Da ciò discende che non viene in rilievo la regola in base alla quale gli atti giudiziari di accertamento di diritti a contenuto patrimoniale sono soggetti all’imposta di registro in misura proporzionale con aliquota dell’1%, ai sensi dell’art. 8, comma 1, lett. c), della tariffa, parte prima, allegata al d.P.R. 131/1986, indipendentemente dal fatto che essi riguardino corrispettivi o prestazioni soggetti a IVA (sicché non viene neppure in considerazione il principio di alternatività di cui all’art. 40 d.P.R. 131/1986).
Il giudizio di opposizione all’esecuzione ex art. 615 c.p.c., infatti, mira ad accertare se e in che misura il creditore può procedere a esecuzione forzata nei confronti del debitore sulla base del titolo esecutivo di cui dispone e, dunque, la portata e l’idoneità di quest’ultimo a sorreggere l’espropriazione; quando il titolo esecutivo sia costituito – come nella fattispecie esaminata dai giudici di legittimità – da un provvedimento giudiziale, ogni cognizione sull’an e sul quantum del diritto sostanziale alla cui attuazione coattiva si ambisce vi rimane estranea.

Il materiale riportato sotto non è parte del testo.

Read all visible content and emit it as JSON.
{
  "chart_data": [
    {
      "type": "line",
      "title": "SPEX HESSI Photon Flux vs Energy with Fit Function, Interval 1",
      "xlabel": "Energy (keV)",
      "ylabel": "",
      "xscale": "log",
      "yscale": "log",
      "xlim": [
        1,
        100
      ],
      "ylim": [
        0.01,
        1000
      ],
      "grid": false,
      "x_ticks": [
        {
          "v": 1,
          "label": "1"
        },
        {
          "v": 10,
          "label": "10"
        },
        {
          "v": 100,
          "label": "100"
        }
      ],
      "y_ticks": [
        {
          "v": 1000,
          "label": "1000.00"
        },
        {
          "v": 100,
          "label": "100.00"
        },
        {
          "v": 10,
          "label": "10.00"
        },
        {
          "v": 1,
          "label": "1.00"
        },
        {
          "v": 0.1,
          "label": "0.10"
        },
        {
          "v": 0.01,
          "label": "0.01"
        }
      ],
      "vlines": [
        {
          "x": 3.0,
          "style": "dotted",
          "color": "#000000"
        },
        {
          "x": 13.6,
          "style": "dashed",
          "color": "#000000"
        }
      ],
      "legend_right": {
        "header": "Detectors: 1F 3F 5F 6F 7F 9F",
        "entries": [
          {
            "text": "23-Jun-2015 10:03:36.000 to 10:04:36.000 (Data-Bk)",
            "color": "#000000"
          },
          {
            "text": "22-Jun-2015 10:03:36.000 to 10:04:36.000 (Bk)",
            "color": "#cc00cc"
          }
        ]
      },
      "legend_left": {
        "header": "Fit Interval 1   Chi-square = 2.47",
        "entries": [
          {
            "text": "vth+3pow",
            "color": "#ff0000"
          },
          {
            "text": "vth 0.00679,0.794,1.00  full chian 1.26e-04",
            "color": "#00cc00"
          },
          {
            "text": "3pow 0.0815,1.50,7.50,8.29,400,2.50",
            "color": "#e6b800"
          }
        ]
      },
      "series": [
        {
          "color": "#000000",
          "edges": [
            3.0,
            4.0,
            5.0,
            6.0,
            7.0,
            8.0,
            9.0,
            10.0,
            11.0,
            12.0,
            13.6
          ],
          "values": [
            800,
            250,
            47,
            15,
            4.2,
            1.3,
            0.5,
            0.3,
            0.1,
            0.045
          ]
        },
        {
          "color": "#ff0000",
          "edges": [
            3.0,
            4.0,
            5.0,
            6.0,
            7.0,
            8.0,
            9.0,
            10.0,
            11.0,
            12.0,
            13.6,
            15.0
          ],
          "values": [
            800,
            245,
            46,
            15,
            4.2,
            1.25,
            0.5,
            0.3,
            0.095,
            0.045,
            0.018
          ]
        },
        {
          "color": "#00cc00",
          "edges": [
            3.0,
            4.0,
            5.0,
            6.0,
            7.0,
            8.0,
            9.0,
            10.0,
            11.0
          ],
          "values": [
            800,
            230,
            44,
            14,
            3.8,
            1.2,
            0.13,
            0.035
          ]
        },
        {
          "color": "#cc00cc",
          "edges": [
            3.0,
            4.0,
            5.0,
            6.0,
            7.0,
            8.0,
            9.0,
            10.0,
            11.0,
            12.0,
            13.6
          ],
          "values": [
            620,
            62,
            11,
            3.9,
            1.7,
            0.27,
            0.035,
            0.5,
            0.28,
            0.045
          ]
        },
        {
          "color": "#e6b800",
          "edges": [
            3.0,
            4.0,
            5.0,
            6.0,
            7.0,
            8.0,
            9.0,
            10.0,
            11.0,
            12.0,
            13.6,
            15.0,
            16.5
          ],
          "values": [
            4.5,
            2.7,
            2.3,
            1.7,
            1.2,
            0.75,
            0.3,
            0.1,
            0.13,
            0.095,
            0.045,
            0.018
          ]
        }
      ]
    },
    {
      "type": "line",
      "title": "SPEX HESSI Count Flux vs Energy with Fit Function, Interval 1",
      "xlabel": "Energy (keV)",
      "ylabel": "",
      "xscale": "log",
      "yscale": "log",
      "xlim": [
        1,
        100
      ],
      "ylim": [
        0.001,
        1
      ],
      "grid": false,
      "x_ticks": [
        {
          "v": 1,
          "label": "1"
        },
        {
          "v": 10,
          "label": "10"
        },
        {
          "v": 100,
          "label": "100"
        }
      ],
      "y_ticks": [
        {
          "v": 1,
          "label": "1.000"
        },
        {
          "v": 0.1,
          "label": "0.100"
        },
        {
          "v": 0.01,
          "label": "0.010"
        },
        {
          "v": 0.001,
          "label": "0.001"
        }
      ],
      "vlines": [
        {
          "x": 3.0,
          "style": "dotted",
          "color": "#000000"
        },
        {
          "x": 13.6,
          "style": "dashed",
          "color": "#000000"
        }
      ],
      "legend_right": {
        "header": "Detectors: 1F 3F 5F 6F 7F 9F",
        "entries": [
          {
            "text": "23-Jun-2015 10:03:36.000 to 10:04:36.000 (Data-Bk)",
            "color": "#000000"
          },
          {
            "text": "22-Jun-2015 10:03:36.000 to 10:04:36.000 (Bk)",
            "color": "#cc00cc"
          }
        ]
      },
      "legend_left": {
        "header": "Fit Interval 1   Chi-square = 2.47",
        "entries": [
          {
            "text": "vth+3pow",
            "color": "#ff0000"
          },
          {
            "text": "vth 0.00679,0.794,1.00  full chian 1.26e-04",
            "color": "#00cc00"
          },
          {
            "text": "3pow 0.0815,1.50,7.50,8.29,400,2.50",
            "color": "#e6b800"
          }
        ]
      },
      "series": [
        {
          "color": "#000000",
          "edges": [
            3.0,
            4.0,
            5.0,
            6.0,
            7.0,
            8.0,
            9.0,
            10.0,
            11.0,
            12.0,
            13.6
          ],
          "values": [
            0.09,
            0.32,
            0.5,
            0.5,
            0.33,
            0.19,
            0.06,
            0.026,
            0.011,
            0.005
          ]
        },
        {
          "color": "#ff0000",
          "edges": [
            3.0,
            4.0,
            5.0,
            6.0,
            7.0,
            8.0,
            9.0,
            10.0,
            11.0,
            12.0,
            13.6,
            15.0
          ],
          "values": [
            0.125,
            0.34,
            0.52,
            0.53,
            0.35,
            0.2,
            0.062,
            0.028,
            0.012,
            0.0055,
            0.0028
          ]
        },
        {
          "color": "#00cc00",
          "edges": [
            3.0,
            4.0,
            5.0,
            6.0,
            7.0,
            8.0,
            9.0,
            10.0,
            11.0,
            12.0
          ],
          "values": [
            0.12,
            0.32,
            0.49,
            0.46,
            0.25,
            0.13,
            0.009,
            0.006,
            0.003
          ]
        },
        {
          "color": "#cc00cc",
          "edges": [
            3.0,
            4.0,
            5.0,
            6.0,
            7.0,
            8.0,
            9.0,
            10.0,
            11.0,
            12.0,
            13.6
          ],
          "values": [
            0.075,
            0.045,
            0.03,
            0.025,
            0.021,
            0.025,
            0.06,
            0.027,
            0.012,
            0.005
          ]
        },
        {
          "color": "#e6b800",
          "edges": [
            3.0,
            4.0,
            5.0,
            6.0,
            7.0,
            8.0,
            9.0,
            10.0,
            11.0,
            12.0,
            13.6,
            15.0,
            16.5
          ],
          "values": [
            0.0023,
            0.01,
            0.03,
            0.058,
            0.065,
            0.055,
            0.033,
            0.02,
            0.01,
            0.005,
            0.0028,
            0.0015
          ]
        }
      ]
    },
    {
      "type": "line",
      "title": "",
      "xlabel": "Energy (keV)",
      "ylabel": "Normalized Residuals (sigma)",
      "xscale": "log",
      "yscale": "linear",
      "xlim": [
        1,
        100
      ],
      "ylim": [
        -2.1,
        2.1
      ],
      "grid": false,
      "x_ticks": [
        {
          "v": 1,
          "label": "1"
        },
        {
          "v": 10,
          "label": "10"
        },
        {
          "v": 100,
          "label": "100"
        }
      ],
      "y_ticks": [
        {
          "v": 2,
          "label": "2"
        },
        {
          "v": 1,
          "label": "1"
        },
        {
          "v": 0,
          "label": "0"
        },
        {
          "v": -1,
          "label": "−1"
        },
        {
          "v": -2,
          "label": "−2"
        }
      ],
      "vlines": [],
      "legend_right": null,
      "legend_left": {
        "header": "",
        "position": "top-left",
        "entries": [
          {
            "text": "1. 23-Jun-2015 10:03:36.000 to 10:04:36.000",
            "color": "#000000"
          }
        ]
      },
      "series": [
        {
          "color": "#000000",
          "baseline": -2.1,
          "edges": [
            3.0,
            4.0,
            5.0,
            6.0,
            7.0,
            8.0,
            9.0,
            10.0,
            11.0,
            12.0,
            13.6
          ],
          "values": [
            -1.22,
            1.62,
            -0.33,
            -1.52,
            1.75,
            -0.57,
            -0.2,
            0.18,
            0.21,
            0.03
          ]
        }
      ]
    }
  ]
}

Nel giudizio di opposizione all’esecuzione promossa in base a titolo esecutivo di formazione giudiziale, infatti, la contestazione del diritto di agire in executivis non può essere fondata su vizi di formazione del provvedimento o su ragioni di ingiustizia della decisione, che possono essere fatti valere, ove ancora possibile, solo nel corso del processo in cui il titolo è stato emesso, spettando la cognizione di ogni questione di merito al giudice naturale della causa in cui la controversia tra le parti ha avuto (o sta avendo) pieno sviluppo ed è stata (o è tuttora) in esame, stante l’intangibilità, in sede di opposizione esecutiva, del titolo esecutivo giudiziale per fatti anteriori o coevi alla sua formazione ovvero alla sua definitività.
Ne deriva che la sentenza di accoglimento o di rigetto dell’opposizione a precetto notificato in forza di decreto ingiuntivo provvisoriamente esecutivo è soggetta a imposta di registro in misura fissa ai sensi dell’art. 8, comma 1, lett. d), della tariffa, parte prima, allegata al d.P.R. 131/1986, giacché esula dal thema decidendum ogni accertamento sul contenuto patrimoniale del credito destinato a essere soddisfatto in sede esecutiva.
Da ultimo, si segnala che, per effetto delle modifiche apportate dal d.lgs. 18 settembre 2024, n. 139, al comma 2 dell’art. 57 d.P.R. 131/1986 (che individua i soggetti tenuti al pagamento dell’imposta di registro):
- la registrazione dei provvedimenti dell’autorità giudiziaria recanti condanna al pagamento di somme e valori e ad altre prestazioni o alla consegna di beni di qualsiasi natura, compresi i decreti ingiuntivi emessi ai sensi dell’art. 633 c.p.c., è eseguita, in deroga alla previsione di cui all’art. 16, comma 1, d.P.R. 131/1986, a prescindere dal pagamento dell’imposta;
- il versamento dell’imposta dev’essere richiesto alla parte condannata al pagamento delle spese, ovvero al debitore nei cui confronti il decreto ingiuntivo è divenuto esecutivo;
- l’avviso di liquidazione per la richiesta del pagamento dell’imposta è notificato anche alle altre parti del giudizio o al creditore, che, tuttavia, rispondono in solido se l’azione di riscossione nei confronti del debitore principale si rivela infruttuosa.